If you’re using the G Fits for gaming on your PC or other supported device, forget about Bluetooth and opt for the Lightspeed dongle. Not only is the latency reduced, but the audio quality seems slightly better as well. It’s worth the slight tradeoff in battery life.
Using the G Fits for voice, whether in games or in voice chat apps, works fairly well. The microphone isn’t the greatest quality we’ve heard, but you can be sure that everyone will understand what you’re saying just fine. As with general audio quality, there is a slight improvement in voice quality when using the Lightspeed dongle.
Finally, one handy feature worth mentioning is that when attached via Lightspeed, a quick double tap on either earbud mutes the microphone. This is useful for covering a sneeze or conversation with a housemate.
Battery life depends on how you’re connected, with Lightspeed connections offering less battery life.

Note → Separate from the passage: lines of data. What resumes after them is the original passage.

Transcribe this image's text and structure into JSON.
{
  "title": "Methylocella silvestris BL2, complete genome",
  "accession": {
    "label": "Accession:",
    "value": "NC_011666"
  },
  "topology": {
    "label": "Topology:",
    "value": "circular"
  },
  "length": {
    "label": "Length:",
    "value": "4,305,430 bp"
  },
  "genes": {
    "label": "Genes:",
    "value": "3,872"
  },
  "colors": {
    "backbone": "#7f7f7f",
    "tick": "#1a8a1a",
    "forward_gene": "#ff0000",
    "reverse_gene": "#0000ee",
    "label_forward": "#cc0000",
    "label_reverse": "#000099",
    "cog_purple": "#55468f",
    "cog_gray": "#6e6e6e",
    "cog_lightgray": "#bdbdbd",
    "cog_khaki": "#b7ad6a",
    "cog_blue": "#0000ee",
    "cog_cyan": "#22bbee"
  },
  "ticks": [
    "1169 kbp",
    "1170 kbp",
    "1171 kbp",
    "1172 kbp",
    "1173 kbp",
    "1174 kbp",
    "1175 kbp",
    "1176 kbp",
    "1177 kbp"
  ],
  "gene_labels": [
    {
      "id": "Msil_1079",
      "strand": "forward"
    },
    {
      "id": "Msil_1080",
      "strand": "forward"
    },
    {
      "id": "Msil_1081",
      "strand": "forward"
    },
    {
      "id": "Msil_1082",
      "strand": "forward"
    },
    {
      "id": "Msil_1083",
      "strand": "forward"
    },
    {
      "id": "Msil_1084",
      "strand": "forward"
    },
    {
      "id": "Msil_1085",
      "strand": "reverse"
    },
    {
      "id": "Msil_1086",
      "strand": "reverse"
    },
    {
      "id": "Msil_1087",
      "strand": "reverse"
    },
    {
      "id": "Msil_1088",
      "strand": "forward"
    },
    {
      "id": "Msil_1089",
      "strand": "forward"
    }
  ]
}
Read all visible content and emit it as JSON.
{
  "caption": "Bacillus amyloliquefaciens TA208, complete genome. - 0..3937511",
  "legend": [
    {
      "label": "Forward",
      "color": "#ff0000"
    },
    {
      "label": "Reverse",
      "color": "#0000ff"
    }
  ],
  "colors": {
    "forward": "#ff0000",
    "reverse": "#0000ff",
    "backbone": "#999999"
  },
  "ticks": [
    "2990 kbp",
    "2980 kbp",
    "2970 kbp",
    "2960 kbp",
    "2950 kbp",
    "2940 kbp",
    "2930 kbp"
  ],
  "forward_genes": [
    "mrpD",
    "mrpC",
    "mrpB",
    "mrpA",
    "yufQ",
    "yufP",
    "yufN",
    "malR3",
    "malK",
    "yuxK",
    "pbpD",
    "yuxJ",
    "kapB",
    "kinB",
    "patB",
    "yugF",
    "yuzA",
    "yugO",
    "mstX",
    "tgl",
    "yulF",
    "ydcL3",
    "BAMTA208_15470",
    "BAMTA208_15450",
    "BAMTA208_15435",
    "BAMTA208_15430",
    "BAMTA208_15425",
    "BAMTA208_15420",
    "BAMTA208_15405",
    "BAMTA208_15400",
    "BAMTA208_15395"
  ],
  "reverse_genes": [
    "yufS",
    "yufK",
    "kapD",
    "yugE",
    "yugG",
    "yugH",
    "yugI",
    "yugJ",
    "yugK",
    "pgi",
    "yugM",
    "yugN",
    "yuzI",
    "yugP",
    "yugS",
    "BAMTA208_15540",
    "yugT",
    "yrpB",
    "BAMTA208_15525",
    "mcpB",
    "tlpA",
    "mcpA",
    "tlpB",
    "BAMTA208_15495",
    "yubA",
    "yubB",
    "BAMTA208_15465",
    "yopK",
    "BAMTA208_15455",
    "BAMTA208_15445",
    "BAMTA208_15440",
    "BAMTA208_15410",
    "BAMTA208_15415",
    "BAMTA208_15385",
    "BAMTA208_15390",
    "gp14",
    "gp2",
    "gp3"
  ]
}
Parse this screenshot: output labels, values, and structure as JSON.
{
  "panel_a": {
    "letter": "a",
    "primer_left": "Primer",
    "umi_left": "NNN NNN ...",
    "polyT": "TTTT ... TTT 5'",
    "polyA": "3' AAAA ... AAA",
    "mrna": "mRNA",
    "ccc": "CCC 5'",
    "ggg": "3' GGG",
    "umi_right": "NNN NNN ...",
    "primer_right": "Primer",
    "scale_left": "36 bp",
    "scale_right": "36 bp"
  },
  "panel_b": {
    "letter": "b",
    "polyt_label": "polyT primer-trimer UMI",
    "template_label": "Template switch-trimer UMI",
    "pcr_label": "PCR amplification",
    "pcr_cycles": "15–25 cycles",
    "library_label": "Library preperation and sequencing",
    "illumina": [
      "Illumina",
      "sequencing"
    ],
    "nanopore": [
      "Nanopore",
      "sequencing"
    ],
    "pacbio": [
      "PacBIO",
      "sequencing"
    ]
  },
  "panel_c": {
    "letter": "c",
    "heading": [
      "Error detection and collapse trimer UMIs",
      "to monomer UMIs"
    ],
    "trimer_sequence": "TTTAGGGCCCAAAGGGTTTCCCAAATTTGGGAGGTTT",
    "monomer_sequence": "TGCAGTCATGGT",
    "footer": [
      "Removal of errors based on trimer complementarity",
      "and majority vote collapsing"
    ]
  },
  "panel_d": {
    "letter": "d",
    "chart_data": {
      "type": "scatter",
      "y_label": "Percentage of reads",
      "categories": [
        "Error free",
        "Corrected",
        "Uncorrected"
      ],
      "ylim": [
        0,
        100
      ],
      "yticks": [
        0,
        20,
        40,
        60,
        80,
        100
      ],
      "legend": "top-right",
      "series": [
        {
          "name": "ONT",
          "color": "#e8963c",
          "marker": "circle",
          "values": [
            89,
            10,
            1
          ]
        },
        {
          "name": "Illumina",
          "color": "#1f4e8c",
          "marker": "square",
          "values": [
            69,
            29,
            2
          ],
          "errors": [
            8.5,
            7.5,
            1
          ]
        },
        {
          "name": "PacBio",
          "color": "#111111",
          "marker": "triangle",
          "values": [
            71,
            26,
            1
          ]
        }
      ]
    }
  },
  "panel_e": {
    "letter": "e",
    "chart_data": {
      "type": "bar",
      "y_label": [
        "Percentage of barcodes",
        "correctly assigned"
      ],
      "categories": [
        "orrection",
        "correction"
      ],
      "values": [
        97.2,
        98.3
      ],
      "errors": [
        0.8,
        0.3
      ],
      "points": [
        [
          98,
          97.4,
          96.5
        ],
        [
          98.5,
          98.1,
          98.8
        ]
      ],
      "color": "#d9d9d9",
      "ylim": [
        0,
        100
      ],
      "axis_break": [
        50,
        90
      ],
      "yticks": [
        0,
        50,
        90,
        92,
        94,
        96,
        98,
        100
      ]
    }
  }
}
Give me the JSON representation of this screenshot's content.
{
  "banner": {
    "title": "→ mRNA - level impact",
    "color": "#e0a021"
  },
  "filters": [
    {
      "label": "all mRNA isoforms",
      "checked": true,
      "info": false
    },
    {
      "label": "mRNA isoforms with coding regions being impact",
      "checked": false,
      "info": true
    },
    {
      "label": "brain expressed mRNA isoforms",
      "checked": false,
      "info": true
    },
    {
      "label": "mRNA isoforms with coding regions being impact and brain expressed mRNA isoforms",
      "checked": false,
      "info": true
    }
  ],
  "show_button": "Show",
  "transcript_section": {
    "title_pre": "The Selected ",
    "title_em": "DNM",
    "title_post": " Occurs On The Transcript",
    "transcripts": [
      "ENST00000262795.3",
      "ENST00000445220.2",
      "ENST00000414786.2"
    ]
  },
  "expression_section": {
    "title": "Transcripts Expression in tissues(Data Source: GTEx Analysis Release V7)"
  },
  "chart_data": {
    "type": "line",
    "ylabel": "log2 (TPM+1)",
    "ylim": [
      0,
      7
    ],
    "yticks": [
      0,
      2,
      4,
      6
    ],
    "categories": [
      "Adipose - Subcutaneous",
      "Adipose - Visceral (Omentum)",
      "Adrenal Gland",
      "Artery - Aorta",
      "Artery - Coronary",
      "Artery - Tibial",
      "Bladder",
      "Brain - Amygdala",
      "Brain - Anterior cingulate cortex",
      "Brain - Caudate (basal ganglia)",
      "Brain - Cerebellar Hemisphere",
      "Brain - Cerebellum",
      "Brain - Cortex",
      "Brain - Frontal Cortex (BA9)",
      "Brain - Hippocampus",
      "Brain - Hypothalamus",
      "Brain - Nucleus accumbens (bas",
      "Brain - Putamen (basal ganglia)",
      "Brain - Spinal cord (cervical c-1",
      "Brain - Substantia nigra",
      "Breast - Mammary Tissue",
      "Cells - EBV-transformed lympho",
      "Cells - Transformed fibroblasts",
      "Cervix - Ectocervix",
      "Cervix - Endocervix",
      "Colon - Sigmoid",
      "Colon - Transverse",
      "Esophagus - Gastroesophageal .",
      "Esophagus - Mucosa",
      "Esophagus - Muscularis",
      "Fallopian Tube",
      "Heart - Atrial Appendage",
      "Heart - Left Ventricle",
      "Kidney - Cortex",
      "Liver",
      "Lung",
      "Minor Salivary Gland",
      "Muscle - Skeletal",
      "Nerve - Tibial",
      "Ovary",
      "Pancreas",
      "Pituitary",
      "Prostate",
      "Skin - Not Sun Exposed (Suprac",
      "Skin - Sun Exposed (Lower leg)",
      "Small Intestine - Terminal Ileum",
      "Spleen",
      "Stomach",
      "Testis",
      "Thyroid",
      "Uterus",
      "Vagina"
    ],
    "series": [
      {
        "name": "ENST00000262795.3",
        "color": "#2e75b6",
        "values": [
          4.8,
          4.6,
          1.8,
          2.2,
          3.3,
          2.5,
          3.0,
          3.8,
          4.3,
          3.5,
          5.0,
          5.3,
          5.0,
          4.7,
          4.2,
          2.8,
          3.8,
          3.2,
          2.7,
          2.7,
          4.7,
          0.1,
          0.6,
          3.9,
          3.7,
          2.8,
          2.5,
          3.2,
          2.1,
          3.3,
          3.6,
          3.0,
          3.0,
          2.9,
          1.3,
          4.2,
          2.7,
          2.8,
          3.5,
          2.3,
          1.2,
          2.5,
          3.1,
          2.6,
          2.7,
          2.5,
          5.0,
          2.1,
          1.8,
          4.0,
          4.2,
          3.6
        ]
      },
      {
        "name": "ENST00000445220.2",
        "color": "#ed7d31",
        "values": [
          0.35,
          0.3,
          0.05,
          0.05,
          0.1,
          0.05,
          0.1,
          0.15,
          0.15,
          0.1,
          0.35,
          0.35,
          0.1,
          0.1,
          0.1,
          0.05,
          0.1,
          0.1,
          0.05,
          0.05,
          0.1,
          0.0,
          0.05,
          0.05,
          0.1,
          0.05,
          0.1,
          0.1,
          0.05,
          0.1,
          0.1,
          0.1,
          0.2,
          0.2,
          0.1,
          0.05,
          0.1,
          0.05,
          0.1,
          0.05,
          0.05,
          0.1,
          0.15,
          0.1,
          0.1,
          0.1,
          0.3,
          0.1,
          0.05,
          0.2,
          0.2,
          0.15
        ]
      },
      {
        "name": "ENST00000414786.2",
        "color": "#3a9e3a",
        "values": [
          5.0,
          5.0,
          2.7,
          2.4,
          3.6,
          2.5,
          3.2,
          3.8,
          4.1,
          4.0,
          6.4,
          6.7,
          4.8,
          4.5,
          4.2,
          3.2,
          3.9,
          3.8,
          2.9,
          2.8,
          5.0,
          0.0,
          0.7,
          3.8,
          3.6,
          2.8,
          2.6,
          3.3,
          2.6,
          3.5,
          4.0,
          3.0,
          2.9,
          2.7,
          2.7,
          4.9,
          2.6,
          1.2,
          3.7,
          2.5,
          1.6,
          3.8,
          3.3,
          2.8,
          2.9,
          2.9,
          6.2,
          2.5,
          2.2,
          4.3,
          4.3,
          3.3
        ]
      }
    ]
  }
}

On a Bluetooth connection, you can get up to 10 hours of listening time or 6.5 hours of talk time on a single charge. The included charging case adds another 12 hours of playback time before you need to recharge.
When connected via Lightspeed, you get a maximum of seven hours of listening time or 4.5 hours of talk time, with the case adding another eight hours of listening time. Of course, you’ll typically be swapping between Bluetooth and Lightspeed connections, so your playback time will likely be somewhere in the middle.
The charging case is simple, with a single USB-C connection on the back to charge it. There’s no support for charging the case wirelessly, which is a minor inconvenience.
The Logitech G Fits attempt to do quite a bit, and they pull off most of it fairly admirably. That said, this type of earbuds still has a niche appeal, at least for the time being, and whether they appeal to you will depend on how much you like the idea of earbuds for gaming or movies.
The Lightform technology is interesting, and it certainly helps the G Fits stand out from other earbuds, but it remains to be seen how well it will work for different people. The Lightspeed connectivity is useful for lag-free audio in gaming, but this isn’t going to matter to you if you’re not a gamer.
If you’re looking for a set of do-it-all earbuds that offer an alternative to a gaming headset, and you don’t require ANC, the Logitech G Fits are a solid option. That said, if you’re looking for earbuds with similar functionality at a lower price, the JBL Quantum TWS earbuds are a solid alternative.